So, the two definitions are equivalent.

[Bacle]

No, the boundary operator is not relative--sorry, Einstein . I mean,

the boundary operator in relative homology.

I have seen it defined in two different ways , which I do not

believe are equivalent to each other:

Given a pair (X,A), A<X, and Del is the Bdry. operator on X, and (c_n+C_n(A))

is a relative n-chain. The relative Del_XA has been defined like this :


i) Del_XA (c_n+ C_n(A)):= Del(c_n)+ Del(C_n(A))


ii) Del_XA (c_n+ C_n(A)):= Del(c_n)+ C_(n-1)(A)


Now, i makes sense , since Del is linear, and i agrees with the relative operator

induced by the map Del: C_n(X)--->C_(n-1)(X)


But both i , ii satisfy Del^2=0 . But the two are not equivalent, because

Del(C_n(A)) is not equal to C_(n-1)(A) , unless every chain in C_(n-1)(A)

is a boundary, which is not always the case --i.e., when H_n is not trivial, I

think ( Am I right.?)


Which brings me to another question: Is there more than one natural way

of defining a Del operator for a given homology theory.?

Got to go: I got to go visit my relatives . That's what the operator said.

Thanks in Advance ( and sorry for cheesy operator joke)

 

[quasar987]

But um... how does i) even makes sense? If Del_XA is supposed to take relative n-chains in X to relative (n-1)-chains, then the image of a relative n-chain c_n+C_n(A) should be a relative (n-1)-chain, that is, a set of the form c'_{n-1} + C_{n-1}(A).

And as you said, C_{n-1}(A) is not always the same as Del(C_n(A)).

 

[Bacle]

Yes, Quasar, I agree, but this is part of the confusion.
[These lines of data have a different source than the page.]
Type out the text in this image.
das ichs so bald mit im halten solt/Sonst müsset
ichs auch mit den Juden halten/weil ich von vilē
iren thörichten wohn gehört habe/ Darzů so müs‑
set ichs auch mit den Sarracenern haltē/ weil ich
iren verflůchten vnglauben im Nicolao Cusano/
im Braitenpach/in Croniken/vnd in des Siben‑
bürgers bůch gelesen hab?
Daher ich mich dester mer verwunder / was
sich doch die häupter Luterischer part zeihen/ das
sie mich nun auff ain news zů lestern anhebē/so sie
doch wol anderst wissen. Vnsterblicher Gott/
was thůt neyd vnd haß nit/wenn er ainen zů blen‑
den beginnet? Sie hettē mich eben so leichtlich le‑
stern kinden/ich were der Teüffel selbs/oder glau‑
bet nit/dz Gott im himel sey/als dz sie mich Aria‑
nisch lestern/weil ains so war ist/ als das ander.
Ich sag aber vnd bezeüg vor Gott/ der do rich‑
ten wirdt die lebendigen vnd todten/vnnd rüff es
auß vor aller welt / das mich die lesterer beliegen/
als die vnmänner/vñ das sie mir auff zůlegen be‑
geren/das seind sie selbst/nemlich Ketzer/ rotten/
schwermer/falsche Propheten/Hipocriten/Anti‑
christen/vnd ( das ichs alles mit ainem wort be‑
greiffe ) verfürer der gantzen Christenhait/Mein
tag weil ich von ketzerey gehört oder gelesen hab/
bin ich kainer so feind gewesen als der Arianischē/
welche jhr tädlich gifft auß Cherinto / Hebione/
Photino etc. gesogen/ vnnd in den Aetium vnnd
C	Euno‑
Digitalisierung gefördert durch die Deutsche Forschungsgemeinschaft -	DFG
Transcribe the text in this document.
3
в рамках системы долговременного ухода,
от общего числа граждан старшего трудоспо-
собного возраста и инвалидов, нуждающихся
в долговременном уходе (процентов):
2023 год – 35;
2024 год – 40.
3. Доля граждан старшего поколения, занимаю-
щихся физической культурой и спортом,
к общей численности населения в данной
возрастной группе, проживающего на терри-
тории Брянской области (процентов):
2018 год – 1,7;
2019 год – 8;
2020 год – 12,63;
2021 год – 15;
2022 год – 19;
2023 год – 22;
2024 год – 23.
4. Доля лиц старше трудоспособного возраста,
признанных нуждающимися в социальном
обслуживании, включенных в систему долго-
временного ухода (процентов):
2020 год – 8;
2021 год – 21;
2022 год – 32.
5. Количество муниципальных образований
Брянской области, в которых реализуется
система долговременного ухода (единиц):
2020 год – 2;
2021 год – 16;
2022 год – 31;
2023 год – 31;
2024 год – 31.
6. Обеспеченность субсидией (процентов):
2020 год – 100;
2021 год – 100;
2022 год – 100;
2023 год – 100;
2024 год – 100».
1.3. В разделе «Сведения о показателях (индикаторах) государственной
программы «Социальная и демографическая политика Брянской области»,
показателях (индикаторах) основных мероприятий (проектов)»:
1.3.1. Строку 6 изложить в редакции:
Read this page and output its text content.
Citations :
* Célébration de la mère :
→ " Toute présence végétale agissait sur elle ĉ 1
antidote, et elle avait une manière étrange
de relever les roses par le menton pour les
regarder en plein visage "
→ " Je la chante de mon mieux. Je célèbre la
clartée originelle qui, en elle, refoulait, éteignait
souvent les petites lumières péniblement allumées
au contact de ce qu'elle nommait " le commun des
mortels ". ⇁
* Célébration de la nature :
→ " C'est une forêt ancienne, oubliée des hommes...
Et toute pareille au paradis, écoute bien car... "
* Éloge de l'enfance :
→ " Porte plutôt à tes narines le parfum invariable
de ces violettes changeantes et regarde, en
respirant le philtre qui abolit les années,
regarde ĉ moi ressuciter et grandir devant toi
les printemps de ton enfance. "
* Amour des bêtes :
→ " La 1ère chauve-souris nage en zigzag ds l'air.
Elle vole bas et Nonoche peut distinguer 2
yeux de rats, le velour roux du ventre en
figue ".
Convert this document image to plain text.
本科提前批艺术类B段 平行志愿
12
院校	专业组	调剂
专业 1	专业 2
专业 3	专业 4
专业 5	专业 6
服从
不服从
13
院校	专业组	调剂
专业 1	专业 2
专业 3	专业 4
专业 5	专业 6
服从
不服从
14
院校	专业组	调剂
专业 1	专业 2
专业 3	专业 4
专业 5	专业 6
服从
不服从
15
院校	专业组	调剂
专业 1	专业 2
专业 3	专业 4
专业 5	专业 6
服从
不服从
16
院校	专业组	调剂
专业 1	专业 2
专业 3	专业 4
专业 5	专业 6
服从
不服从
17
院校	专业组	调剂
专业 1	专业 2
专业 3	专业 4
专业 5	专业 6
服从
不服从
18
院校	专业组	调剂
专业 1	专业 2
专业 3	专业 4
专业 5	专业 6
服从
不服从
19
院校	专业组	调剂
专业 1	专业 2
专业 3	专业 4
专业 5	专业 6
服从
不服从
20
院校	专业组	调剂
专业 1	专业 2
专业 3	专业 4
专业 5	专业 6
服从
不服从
The operator in i)
agrees with the operator induced by the global boundary operator Del, by
the map Del: C_n(X)-->C_(n-1)(X) , which preserves chains in A.

 

[quasar987]

I do not see what you mean by that.

What I said is that the operator in i) is ill-defined as a map C_n(X,A)-->C_{n-1}(X,A).

 

[Bacle]

What I mean is that the format of induced maps is this:

Given groups G,G' , with respective normal subgroups N,N'

and a homomorphism h:G-->G' , such that h(N)<N' (this last condition

is necessary for well-definedness of induced map)

This gives us the induced map (by passing to the quotient) h_*: G/N --->G'/N'

defined by : h_*[( g+N)] := [h(g+N)]+N'

In our case, we have Del:C_n(X) -->C_(n-1)(X)

which sends the normal subgroup C_n(A)<C_n(X) ,

to the normal subgroup C_(n-1)(A) <C_(n-1)(X), which gives us the

induced map:

Del_* [( c_n+C_n(A))]:= [Del(c_n+C_n(A)]= (by linearity of del)

Delc_n+Del(C_n(A)].

And I agree that the map is not well, defined, but

Del_XA =Del_* it is the map induced by Del:C_n(X)-->C_(n-1)(X)

 

[Bacle]

Quasar:
Please let me clarify my point, which I think I did not make too clearly:

AFAIK, the relative Del operator on (X,A) , is the operator induced by

the Del. operator on X. But this induced operator seems to make no sense.

Thanks for your comments, though.

 

[quasar987]

Del_* [( c_n+C_n(A))]:= [Del(c_n+C_n(A)]= (by linearity of del)

[Delc_n+Del(C_n(A)]

={ Delc_n+Del(C_n(A)) } + C_{n-1}(A) = Delc_n+C_{n-1}(A) since Del(C_n(A) is contained in C_{n-1}(A).